Morgan, Kyle A's Topological Disquisition

Article: Advanced Plane Topology from an Elementary Standpoint by Donald E. Sanderson in Mathematics Magazine
Article Link: [http://links.jstor.org/sici?sici=0025-570X%28198003%2953%3A2%3C81%3AAPTFAE%3E2.0.CO%3B2-3]

Article Summary

The author would like to welcome you to reading his paper about an article the author read, entitled “Advanced Plane Topology from an Elementary Standpoint by Donald E. Sanderson in Mathematics Magazine volume 53 circa 1980 C.E. The author chose this particular article because it has to do with topology and it is purportedly easy to understand, which sounds glorious because the author is not very skilled in mathematics or its lingo.
Donald Sanderson makes a gallant attempt at getting us to understand some fundamentals of topology by relating them to familiar things and even including some pictures. The author of this paper learned a modicum of the Jordan Curve Theorem in his Real Analysis class, and Donald Sanderson reinforced the author’s schema concerning the theorem by relating it to Green’s Theorem, which has to do with a closed curve surrounding a measurable area. Sanderson also briefly relates the all-too familiar Intermediate Value Theorem with the opaque Brouwer Fixed Point Theorem in the way that a point is related to a line. Sanderson was also kind enough to proclaim that the proofs in the article are not so important for students like the author, as long as they get a little bit of understanding.
The Alexander Addition Theorem is a very prominent piece of knowledge in this article. There is a formal proof of the theorem that the author does not understand too well, but there is a picture that shows a path going from one side of a box to another by moving around obstacles that make a sort of maze-like corridor for the path. Even more lucky for the author, Sanderson gives an understandable definition of the Alexander Addition Theorem, stating “that if a path from x to y missing one closed set can be continuously deformed into one missing a second closed set without ever touching a point in both sets, then some path from x to y misses both sets” (82). The author understands the gist of it pretty well, and can also believe Donald Sanderson when he describes how this theorem can apply to all dimensions.
Sanderson spends most of the rest of his article discussing connectivity. He comes back in a circular loop to the Jordan Curve Theorem, where he informs us that Camille Jordan published a proof for the theorem in 1887, but it was not even a legitimate proof at all. We still call it the Jordan Curve Theorem even though Oswald Veblen was the first to prove it in 1905. The very end of the document shows the series of “topological pretzel” pictures, amazingly twisting to hook or unhook at the top. The author thought the article to be sensational.
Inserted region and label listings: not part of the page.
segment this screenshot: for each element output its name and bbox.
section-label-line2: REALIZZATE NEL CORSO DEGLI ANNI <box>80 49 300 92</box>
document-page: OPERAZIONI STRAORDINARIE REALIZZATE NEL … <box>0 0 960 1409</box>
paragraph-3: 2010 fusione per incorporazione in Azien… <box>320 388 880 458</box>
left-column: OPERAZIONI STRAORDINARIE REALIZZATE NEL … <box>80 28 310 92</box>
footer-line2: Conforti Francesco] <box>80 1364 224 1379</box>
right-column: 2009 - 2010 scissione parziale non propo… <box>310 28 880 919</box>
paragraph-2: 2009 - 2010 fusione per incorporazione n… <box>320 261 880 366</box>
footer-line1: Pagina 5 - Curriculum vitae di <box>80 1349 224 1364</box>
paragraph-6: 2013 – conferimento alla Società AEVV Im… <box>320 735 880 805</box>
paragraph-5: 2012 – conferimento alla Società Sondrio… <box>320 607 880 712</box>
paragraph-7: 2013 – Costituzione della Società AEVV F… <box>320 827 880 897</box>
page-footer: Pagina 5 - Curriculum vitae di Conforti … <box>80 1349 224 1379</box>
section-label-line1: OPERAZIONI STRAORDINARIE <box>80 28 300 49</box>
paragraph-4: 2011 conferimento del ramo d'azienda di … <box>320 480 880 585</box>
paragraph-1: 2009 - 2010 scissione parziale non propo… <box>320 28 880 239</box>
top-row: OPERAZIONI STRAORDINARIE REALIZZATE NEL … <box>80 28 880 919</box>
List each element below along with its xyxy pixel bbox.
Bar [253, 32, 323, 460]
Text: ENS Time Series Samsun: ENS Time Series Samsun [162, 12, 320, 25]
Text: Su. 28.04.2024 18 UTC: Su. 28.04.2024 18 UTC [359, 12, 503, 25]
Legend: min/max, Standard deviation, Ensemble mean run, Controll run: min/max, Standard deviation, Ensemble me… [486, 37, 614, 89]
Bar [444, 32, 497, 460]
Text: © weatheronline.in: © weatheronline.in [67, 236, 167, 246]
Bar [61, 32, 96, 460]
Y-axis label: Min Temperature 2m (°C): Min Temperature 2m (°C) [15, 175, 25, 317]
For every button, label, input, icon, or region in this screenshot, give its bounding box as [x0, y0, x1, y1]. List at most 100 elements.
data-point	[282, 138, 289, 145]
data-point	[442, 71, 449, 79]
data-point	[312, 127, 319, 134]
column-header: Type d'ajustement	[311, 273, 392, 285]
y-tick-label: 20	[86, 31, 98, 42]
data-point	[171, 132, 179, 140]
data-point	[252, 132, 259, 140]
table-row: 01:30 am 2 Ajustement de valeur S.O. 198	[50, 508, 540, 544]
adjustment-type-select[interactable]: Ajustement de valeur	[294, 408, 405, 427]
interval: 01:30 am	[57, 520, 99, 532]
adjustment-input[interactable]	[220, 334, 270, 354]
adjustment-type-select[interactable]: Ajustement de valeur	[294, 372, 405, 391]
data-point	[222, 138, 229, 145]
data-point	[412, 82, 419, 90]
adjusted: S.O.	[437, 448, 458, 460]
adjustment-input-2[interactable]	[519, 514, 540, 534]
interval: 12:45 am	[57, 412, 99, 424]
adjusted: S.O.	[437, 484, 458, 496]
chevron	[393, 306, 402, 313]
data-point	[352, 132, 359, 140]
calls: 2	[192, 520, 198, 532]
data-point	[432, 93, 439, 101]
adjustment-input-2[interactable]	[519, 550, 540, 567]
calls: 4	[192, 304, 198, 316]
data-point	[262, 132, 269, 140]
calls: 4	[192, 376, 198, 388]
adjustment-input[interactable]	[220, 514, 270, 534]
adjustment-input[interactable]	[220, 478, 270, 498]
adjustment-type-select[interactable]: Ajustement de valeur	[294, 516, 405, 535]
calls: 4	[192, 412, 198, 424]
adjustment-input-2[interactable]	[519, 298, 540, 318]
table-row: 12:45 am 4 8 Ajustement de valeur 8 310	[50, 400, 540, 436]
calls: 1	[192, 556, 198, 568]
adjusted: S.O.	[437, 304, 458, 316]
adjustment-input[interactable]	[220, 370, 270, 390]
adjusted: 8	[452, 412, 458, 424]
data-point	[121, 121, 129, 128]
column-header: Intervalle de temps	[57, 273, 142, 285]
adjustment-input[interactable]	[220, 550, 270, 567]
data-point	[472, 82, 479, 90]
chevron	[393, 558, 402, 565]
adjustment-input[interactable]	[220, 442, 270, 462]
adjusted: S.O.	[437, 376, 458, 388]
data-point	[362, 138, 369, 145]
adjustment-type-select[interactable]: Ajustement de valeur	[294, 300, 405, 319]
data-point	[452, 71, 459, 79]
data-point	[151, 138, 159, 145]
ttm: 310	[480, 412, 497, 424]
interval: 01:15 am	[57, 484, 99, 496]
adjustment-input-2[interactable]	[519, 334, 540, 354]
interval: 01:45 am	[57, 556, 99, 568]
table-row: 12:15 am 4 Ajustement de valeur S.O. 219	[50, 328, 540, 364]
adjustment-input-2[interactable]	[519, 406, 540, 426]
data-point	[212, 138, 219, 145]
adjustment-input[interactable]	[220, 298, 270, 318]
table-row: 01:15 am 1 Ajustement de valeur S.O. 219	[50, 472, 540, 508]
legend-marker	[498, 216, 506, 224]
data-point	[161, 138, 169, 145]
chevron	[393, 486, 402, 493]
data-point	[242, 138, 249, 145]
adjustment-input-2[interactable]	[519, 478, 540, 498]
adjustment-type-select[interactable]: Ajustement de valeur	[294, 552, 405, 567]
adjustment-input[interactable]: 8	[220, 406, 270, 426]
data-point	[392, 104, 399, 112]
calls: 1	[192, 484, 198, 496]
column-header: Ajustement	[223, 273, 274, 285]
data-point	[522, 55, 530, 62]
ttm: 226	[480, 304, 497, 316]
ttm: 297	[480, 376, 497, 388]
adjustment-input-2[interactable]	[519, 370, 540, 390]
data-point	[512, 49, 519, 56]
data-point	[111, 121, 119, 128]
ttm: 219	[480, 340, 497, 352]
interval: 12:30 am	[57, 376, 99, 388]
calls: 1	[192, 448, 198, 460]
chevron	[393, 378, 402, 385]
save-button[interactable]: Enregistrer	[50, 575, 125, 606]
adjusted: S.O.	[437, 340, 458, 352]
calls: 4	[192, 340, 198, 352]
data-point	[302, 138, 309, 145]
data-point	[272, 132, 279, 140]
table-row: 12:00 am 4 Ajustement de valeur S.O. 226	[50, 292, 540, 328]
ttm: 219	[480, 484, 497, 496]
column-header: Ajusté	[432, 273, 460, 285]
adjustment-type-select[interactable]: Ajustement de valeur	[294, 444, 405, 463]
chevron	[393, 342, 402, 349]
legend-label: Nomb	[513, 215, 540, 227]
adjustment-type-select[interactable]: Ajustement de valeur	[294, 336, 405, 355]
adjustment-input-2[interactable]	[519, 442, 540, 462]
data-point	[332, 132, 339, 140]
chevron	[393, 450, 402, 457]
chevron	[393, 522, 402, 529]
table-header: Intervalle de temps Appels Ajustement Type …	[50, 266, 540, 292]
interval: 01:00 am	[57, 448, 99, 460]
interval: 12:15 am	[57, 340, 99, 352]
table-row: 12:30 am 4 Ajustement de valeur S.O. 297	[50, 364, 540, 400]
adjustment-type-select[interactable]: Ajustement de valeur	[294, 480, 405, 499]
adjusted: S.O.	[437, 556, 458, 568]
Connection to Real Analysis

This article is extremely interesting because the author finds it fun to think about things twisting and morphing in various dimensions. The material presented in the Sanderson article are also important because it is directly applicable to the author’s current mathematical education in vector calculus and real analysis. In fact, a very large portion of the text for the author’s real analysis course is centered explicitly around topology. Since the author is not doing so well in both of those classes, he takes any opportunity to gain even a little intuition about the subject matter to be a golden occasion.

Broader Context

The author does not know all too much about the broad field of mathematics, but he could go out on a limb and say that it might apply to the wondrous field of geodesy, which is his favorite subject. We are talking about things that are closed and connected, and then dividing their parts up into smaller parts. Geodesy means to divide the earth, which just happens to be a sphere, and so has 0-connectedness. Topology has a lot of roots in physical shapes like the Klein Bottle or Moebius strip which open great mathematical viewpoints and have strange applications in the real world. Similarly, geodesy can deal with just about any physical shape we desire, and their application can be found in areas such as medicine and architecture.
The reader could go deeper into topology or geodesy by having some no-pressure fun with it. Making a simple Moebius strip out of paper, making an 8V geodesic dome from scratch, or crumpling a numbered piece of paper over a similar flat paper to demonstrate the Brouwer Fixed Point Theorem are all good starting points for learning more in the future. The author is still at this starting point, unfortunately. Day by day, we can all continue gaining a fuller, richer understanding of math.